Timeouts can be configured using a dedicated builder or in XML.

CacheManagerBuilder<PersistentCacheManager> clusteredCacheManagerBuilder =
  CacheManagerBuilder.newCacheManagerBuilder()
    .with(ClusteringServiceConfigurationBuilder.cluster(URI.create("terracotta://localhost/my-application"))
      .timeouts(TimeoutsBuilder.timeouts() (1)
        .read(Duration.ofSeconds(10)) (2)
        .write(Timeouts.DEFAULT_OPERATION_TIMEOUT) (3)
        .connection(Timeouts.INFINITE_TIMEOUT)) (4)
      .autoCreate());

1	Start setting timeouts using the build
2	Set the read timeout to 10 seconds
3	Set the write timeout to the default. This line could actually be skipped since that’s what the builder will set it to anyway
4	Set the connection timeout to be infinite

Lease

A client establishes a lease with the server.
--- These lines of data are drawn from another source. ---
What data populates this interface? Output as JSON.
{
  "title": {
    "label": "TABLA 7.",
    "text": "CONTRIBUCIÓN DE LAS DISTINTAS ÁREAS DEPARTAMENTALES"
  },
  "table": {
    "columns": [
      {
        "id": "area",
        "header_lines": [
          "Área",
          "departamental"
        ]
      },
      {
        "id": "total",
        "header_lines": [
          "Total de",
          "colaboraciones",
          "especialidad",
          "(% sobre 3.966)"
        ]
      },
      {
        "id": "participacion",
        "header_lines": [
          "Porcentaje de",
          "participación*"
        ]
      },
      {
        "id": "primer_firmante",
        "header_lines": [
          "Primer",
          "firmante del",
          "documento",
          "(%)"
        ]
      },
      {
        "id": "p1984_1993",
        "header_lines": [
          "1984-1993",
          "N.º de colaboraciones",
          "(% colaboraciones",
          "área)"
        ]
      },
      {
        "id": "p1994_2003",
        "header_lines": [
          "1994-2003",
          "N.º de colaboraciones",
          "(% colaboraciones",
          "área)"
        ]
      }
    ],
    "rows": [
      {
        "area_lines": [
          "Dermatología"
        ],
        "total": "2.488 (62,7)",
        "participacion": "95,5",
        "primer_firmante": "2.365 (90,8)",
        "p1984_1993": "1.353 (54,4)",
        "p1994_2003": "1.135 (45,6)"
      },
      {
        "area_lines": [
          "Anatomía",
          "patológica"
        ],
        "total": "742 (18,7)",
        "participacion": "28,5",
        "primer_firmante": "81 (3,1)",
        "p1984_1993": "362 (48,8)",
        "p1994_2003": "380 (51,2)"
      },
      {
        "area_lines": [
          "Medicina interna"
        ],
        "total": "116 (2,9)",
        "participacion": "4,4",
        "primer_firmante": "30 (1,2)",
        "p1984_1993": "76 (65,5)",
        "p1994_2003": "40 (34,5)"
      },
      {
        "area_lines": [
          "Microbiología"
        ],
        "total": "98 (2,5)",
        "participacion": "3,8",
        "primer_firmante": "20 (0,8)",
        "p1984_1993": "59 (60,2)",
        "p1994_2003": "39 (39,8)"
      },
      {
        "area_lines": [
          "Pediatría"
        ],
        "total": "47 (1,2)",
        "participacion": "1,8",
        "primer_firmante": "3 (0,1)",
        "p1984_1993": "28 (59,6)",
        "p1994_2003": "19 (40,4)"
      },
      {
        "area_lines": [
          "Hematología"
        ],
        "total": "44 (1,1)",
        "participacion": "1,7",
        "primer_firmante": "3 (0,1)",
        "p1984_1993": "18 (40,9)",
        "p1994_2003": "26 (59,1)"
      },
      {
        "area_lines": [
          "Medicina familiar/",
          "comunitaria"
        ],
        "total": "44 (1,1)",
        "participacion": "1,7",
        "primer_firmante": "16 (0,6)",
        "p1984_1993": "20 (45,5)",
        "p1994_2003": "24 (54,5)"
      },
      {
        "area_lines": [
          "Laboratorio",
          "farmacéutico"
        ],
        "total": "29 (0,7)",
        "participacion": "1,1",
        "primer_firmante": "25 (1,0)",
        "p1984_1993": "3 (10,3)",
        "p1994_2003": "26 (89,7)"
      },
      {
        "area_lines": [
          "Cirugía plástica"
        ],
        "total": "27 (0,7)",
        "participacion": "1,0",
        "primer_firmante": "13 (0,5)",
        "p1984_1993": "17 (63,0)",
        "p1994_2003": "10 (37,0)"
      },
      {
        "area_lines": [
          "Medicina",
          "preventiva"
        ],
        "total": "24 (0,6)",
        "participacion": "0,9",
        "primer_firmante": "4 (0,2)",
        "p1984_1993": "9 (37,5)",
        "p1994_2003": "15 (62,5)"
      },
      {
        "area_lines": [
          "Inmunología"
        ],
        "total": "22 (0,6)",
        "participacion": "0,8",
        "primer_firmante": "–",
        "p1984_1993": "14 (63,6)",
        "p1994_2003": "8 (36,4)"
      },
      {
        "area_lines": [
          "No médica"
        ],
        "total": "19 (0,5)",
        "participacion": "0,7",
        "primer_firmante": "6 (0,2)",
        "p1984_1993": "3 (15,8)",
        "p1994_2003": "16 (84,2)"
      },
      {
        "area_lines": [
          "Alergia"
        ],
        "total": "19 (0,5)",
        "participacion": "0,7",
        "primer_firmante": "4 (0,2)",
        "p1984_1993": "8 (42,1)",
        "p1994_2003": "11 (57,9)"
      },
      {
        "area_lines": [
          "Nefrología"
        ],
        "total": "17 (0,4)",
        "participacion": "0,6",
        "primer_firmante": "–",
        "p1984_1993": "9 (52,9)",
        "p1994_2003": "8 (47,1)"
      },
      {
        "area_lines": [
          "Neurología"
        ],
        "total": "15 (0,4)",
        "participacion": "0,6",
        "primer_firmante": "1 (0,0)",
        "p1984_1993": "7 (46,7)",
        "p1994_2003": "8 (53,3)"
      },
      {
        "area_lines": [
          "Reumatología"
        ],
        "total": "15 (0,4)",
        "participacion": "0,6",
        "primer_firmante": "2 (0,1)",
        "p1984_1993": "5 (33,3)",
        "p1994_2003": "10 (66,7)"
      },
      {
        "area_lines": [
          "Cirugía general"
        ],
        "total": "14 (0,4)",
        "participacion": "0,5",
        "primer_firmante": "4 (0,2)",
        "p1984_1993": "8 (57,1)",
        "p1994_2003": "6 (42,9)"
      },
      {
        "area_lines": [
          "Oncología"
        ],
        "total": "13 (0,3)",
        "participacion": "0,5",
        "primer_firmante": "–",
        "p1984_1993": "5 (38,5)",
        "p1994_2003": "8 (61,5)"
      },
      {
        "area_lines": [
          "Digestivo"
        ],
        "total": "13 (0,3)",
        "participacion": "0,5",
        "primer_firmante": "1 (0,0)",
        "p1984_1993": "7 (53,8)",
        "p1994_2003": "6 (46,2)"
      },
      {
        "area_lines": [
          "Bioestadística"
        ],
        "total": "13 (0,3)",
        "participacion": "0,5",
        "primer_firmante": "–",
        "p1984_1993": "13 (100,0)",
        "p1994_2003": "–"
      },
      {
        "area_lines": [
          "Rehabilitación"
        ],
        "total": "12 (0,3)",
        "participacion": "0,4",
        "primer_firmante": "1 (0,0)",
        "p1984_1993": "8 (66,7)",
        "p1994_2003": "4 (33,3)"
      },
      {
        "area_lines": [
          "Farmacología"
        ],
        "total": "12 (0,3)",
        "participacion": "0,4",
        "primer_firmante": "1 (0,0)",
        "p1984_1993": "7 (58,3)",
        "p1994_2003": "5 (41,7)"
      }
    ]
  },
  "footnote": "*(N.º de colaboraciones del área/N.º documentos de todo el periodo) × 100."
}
A lease is a contract between the client and the server. It means the server can’t make a change without getting the client acknowledgment.

The client takes care of renewing the lease before it expires. The connection is closed by one of the two parties if it fails to do so. As soon as this happens, caching tiers are cleared. The resilience strategy will then start answering every call.

By default, a lease lasts 150 seconds. It is decided by the server and can be overridden in the server configuration.

Reconnect

When a client gets disconnected, it will try to reconnect periodically. As soon as it manages to reconnect, it will resume operation. The caching tier will start filling again.

This should rarely occur in a production environment. It generally means there was a network failure that cuts the client from its server. It won’t occur if the active server goes down since we are expecting a failover to a mirror.